Les autorités uruguayennes ont mis en garde contre les «déficiences» du processus d’intégration régionale du Mercosur et ont souligné qu’en l’absence d’accords, le bloc formé par l’Argentine, le Brésil et le Paraguay est «voué à l’échec».
«Si nous ne nous permettons même pas de nous interroger sur l’ici et le maintenant, notre bloc sera irrémédiablement condamné à l’échec et à l’insignifiance», a déclaré le ministre des affaires étrangères, Francisco Bustillo, lors du discours inaugural de la réunion ordinaire du Conseil du Marché commun.
M. Bustillo a souligné que le Mercosur doit être «un bloc qui peut et veut se projeter dans les nouvelles dynamiques et tendances mondiales» et a insisté sur le fait qu’il doit être «moderne».

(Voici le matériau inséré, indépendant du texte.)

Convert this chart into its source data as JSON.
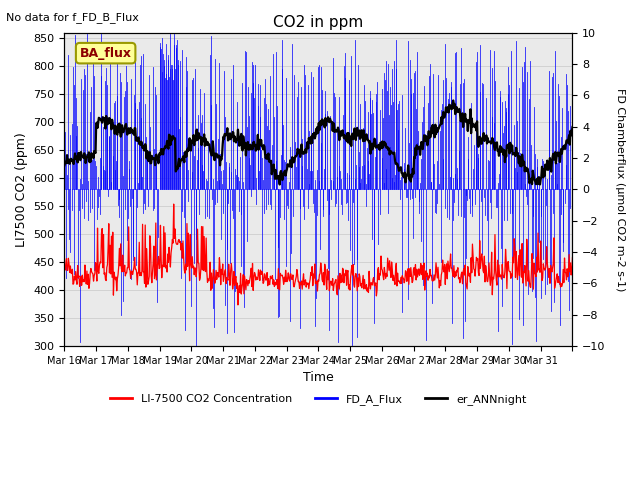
{
  "title": "CO2 in ppm",
  "top_left_note": "No data for f_FD_B_Flux",
  "ba_flux_label": "BA_flux",
  "xlabel": "Time",
  "ylabel_left": "LI7500 CO2 (ppm)",
  "ylabel_right": "FD Chamberflux (μmol CO2 m-2 s-1)",
  "ylim_left": [
    300,
    860
  ],
  "ylim_right": [
    -10,
    10
  ],
  "yticks_left": [
    300,
    350,
    400,
    450,
    500,
    550,
    600,
    650,
    700,
    750,
    800,
    850
  ],
  "yticks_right": [
    -10,
    -8,
    -6,
    -4,
    -2,
    0,
    2,
    4,
    6,
    8,
    10
  ],
  "xtick_positions": [
    0,
    1,
    2,
    3,
    4,
    5,
    6,
    7,
    8,
    9,
    10,
    11,
    12,
    13,
    14,
    15,
    16
  ],
  "xtick_labels": [
    "Mar 16",
    "Mar 17",
    "Mar 18",
    "Mar 19",
    "Mar 20",
    "Mar 21",
    "Mar 22",
    "Mar 23",
    "Mar 24",
    "Mar 25",
    "Mar 26",
    "Mar 27",
    "Mar 28",
    "Mar 29",
    "Mar 30",
    "Mar 31",
    ""
  ],
  "n_days": 16,
  "color_red": "#FF0000",
  "color_blue": "#0000FF",
  "color_black": "#000000",
  "color_bg_band": "#DCDCDC",
  "legend_labels": [
    "LI-7500 CO2 Concentration",
    "FD_A_Flux",
    "er_ANNnight"
  ],
  "ba_flux_facecolor": "#FFFF99",
  "ba_flux_edgecolor": "#999900",
  "ba_flux_textcolor": "#8B0000",
  "grid_color": "#C8C8C8",
  "n_points_per_day": 48,
  "seed": 42
}
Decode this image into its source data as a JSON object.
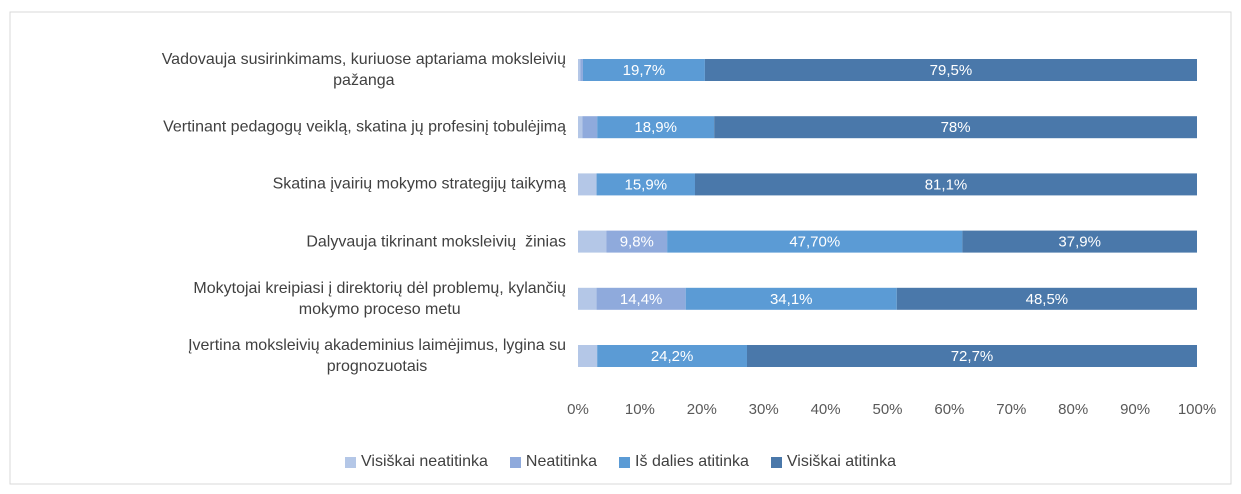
{
  "chart_data": {
    "type": "stacked-bar-horizontal",
    "categories": [
      "Vadovauja susirinkimams, kuriuose aptariama moksleivių\npažanga",
      "Vertinant pedagogų veiklą, skatina jų profesinį tobulėjimą",
      "Skatina įvairių mokymo strategijų taikymą",
      "Dalyvauja tikrinant moksleivių  žinias",
      "Mokytojai kreipiasi į direktorių dėl problemų, kylančių\nmokymo proceso metu",
      "Įvertina moksleivių akademinius laimėjimus, lygina su\nprognozuotais"
    ],
    "series": [
      {
        "name": "Visiškai neatitinka",
        "color": "#b4c7e7",
        "values": [
          0.4,
          0.7,
          3,
          4.6,
          3,
          3.1
        ],
        "value_labels": [
          null,
          null,
          null,
          null,
          null,
          null
        ]
      },
      {
        "name": "Neatitinka",
        "color": "#8faadc",
        "values": [
          0.4,
          2.4,
          0,
          9.8,
          14.4,
          0
        ],
        "value_labels": [
          null,
          null,
          null,
          "9,8%",
          "14,4%",
          null
        ]
      },
      {
        "name": "Iš dalies atitinka",
        "color": "#5b9bd5",
        "values": [
          19.7,
          18.9,
          15.9,
          47.7,
          34.1,
          24.2
        ],
        "value_labels": [
          "19,7%",
          "18,9%",
          "15,9%",
          "47,70%",
          "34,1%",
          "24,2%"
        ]
      },
      {
        "name": "Visiškai atitinka",
        "color": "#4a78aa",
        "values": [
          79.5,
          78,
          81.1,
          37.9,
          48.5,
          72.7
        ],
        "value_labels": [
          "79,5%",
          "78%",
          "81,1%",
          "37,9%",
          "48,5%",
          "72,7%"
        ]
      }
    ],
    "xlim": [
      0,
      100
    ],
    "xticks": [
      {
        "value": 0,
        "label": "0%"
      },
      {
        "value": 10,
        "label": "10%"
      },
      {
        "value": 20,
        "label": "20%"
      },
      {
        "value": 30,
        "label": "30%"
      },
      {
        "value": 40,
        "label": "40%"
      },
      {
        "value": 50,
        "label": "50%"
      },
      {
        "value": 60,
        "label": "60%"
      },
      {
        "value": 70,
        "label": "70%"
      },
      {
        "value": 80,
        "label": "80%"
      },
      {
        "value": 90,
        "label": "90%"
      },
      {
        "value": 100,
        "label": "100%"
      }
    ],
    "legend": "bottom"
  }
}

«Nous avons adopté un point de vue critique sur cette réponse», a-t-il déclaré, avant de se demander si «le bloc a la volonté et la disposition nécessaires pour relever les défis».
Ses propos interviennent alors que de nouvelles divergences apparaissent au sein du bloc en raison des négociations individuelles de l’Uruguay avec des acteurs internationaux tels que la Chine et d’autres pays membres du partenariat transpacifique. La demande de l’Uruguay de rejoindre ce pacte a été sévèrement critiquée et rejetée par le reste des pays du Mercosur.
Toutefois, M. Bustillo a appelé les membres du bloc à «former un marché élargi» et à être une «plateforme d’insertion internationale» afin de «ne pas se contenter de l’immobilisme». Pour cette raison, il a souligné l’absence d’accords substantiels avec les grandes puissances. «Nous n’avons que deux négociations avec la Corée du Sud et Singapour», a-t-il déploré.
Pour lui, cela rend le Mercosur «moins attrayant». «Nous sommes ce que nous voulions être, une zone de libre-échange imparfaite», a-t-il ajouté, selon des informations du journal «El Observador».
Le pays a condamné, lors d’un sommet du Mercosur, le fait que le bloc ne dispose pas d’un «tarif extérieur commun» et a affirmé que les restrictions entre États «entraînent davantage de conséquences pour les petits pays». «Nous n’avons pas consacré la première étape de l’intégration. Il s’agit d’une zone de libre-échange», a-t-il ajouté.
Le président uruguayen Luis Lacalle Pou a déclaré mercredi que son gouvernement continuerait à promouvoir des accords commerciaux en dehors du Mercosur, alors que le même jour, l’Argentine, le Brésil et le Paraguay ont prévenu qu’ils prendraient les «mesures nécessaires» pour défendre leurs intérêts.
Il a également défendu le fait d’avoir demandé à adhérer à l’accord global et progressif pour le partenariat transpacifique dans le cadre de la «stratégie d’insertion internationale définie par l’administration actuelle».
Pour sa part, le gouvernement argentin a souligné que l’UE faisait preuve de «peu de souplesse» pour parvenir à un accord avec le Mercosur. Le ministre des affaires étrangères, Santiago Cafiero, a souligné lors du sommet que l’UE n’a pas l’attitude appropriée, malgré le fait que «tous les efforts nécessaires pour conclure les questions en suspens» sont encore déployés. «L’UE fait preuve de peu de flexibilité, parfois la balle n’est pas dans notre camp», a-t-il déclaré.